In this example, we have only used the abstraction barrier. Nothing in the example shows how the QSO is actually represented internally. That is, if we had chosen an alternative representation, see below, the usage of the object would remain exactly the same. The functions makeqso, gettime and getcall form the abstraction barrier which means that the representation is hidden behind these functions. Any implementation of QSO which fulfills

gettime( makeqso( time, call ) ) = time

and

getcall( makeqso( time, call ) ) = call

is a valid implementation, i.e. we have defined our abstraction barrier, also called interface. Here is an alternative (harder to understand) representation:

# Alternative representation:
def makeqso(time, call):     # constructor
    return lambda pick: time if pick else call

def gettime(qso):            # selector
    return qso(True)

def getcall(qso):            # selector
    return qso(False)

However the above example for using the interface works exactly in the same way. That is, the code in the exactly does not need any changes in order to work with our alternative representation.

Without data abstraction

Next, lets look at the code if we had not used data abstraction:

# QSO without data abstraction:
foo = ['18:35', 'SK7MW']

# e.g.: to get the call we say
print foo[1]

That's all the code, we can perfectly do this without data abstraction it's even shorter. So what? Why don't we do it the simple this way? Without data abstraction, it is:

Very straightforward.
There are fewer things to define, hence shorter code.
We are saved from having to worry about the concept of data abstraction.
It will almost certainly execute faster.

One of the principles of computing states that everything should be as simple as possible, and now we have introduced the concept of data abstraction, and made things more complicated. Why in heavens name should we use data abstraction? What is the real advantage of using data abstraction?

The advantage

The real advantage is that we could choose a different representation without changing the user code. This is very important because at the moment we write the interface, we might not know what the best representation is. We can write the interface and pretend we already have a representation. Like stated above, any implementation which fulfills the specifications will do the job. This means that once we have defined the interface, we can move on and not worry about the representation, or have somebody else worry about the representation. When faced with a common problem, we can even look for interfaces what have been defined already and not worry about the representation at all! This is the real power and flexibility of data abstraction.

A class interface

The example above is trivial and no real Python programmer would create the constructor and selectors this way. For a problem like this one Python offers classes which make the code more readable.

class QSO:
    def __init__(self, time, call):       # constructor
        self.time = time
        self.call = call

We simply select the attributes directly, so we don't need to write extra code for the selectors. Our abstraction barrier (interface) can now be expressed as:

QSO(time, call).time = time

and

QSO(time, call).call = call

Note that time and call are used as both variables and attributes in the definition. Again, here is how one can use the class, oops!, I meant abstraction barrier.

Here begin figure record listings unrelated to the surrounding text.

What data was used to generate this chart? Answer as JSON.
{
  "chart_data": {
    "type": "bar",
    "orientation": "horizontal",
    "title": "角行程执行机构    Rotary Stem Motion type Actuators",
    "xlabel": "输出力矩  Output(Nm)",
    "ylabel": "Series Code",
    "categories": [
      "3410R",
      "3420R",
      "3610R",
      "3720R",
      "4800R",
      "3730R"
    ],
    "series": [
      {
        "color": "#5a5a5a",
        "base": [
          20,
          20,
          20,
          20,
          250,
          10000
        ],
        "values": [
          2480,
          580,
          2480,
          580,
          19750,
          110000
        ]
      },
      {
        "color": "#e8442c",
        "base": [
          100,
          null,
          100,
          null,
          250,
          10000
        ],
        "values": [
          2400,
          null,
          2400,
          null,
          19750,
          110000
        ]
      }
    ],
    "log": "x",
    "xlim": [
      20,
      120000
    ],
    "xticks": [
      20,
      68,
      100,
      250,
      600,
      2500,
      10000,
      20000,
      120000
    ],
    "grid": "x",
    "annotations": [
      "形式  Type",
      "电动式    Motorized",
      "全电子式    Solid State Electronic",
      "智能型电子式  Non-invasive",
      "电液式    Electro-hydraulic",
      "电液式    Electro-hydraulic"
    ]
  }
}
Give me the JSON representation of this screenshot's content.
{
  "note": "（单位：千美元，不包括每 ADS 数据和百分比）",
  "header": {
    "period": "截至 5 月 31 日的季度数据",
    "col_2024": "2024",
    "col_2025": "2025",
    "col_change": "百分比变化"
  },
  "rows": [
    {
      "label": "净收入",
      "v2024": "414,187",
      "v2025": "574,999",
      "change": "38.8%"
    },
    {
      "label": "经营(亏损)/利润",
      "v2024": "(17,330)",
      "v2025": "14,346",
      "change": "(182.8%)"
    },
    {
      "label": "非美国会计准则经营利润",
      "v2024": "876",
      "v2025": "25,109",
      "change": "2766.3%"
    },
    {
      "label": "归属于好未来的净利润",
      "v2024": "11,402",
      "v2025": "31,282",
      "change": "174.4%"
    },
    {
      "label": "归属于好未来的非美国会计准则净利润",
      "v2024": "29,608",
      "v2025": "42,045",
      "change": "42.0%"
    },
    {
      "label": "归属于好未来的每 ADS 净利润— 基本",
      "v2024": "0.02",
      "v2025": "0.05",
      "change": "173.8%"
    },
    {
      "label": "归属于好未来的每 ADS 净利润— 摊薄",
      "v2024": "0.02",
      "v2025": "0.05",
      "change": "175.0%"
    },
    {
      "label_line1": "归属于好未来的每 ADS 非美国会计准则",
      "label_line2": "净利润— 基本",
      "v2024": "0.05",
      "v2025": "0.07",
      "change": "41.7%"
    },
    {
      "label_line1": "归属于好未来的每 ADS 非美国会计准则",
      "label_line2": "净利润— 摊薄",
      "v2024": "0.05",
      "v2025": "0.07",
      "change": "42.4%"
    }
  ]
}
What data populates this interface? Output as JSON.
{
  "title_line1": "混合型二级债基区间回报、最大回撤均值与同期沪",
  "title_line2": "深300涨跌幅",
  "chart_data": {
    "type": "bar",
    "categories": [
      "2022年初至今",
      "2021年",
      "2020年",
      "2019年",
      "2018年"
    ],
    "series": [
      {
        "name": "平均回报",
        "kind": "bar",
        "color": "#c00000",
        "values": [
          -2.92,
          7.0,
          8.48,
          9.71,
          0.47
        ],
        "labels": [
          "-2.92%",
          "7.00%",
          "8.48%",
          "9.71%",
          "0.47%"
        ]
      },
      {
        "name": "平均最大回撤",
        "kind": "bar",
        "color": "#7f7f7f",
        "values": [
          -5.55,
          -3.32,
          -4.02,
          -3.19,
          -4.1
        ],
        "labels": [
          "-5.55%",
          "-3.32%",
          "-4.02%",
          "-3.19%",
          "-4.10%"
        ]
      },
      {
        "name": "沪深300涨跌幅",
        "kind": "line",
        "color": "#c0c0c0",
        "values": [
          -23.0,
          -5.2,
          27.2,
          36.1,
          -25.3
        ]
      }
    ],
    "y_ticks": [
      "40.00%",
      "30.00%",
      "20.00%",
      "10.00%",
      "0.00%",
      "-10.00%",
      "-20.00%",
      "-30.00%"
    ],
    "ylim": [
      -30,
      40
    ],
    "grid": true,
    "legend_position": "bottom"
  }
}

# a QSO with data abstraction as a class instance:
foo = QSO('18:35', 'SK7MW')

# e.g.: to get the call we say
print foo.call

As seen from this example, data abstraction does not require the use of classes. One can achieve the same thing with simple functions also. It is just that classes are very suited for creating abstraction interfaces.

The broader picture

It is possible to use data abstraction in any programming language, and making use of this technique will lead to more reliable programs, and (as long as the abstraction barrier is well documented and defined) easier to read software, because a seemingly complicated task can be broken down into its natural pieces, and each piece can be analyzed by itself. Finding the right abstraction barrier for a given problem is the hard part, and requires programming practice and experience.

Data abstraction goes far beyond creating structures which contain other things. In fact, data abstraction is a very general technique which is used throughout engineering, not just software engineering.

In programming, structures are data abstractions on a low level, on the next level are objects with methods, this is usually called objects oriented programming. On an even higher level, data abstraction is used to create programming languages. Here the abstraction barrier is the programming language, (e.g. Python, C, Java), and the representation the implementation of the language. Just like in our trivial example, one might change the representation, that is use a different language compiler or interpreter. As long as the interface (e.g. Java) is well defined code written for one compiler will also run on another.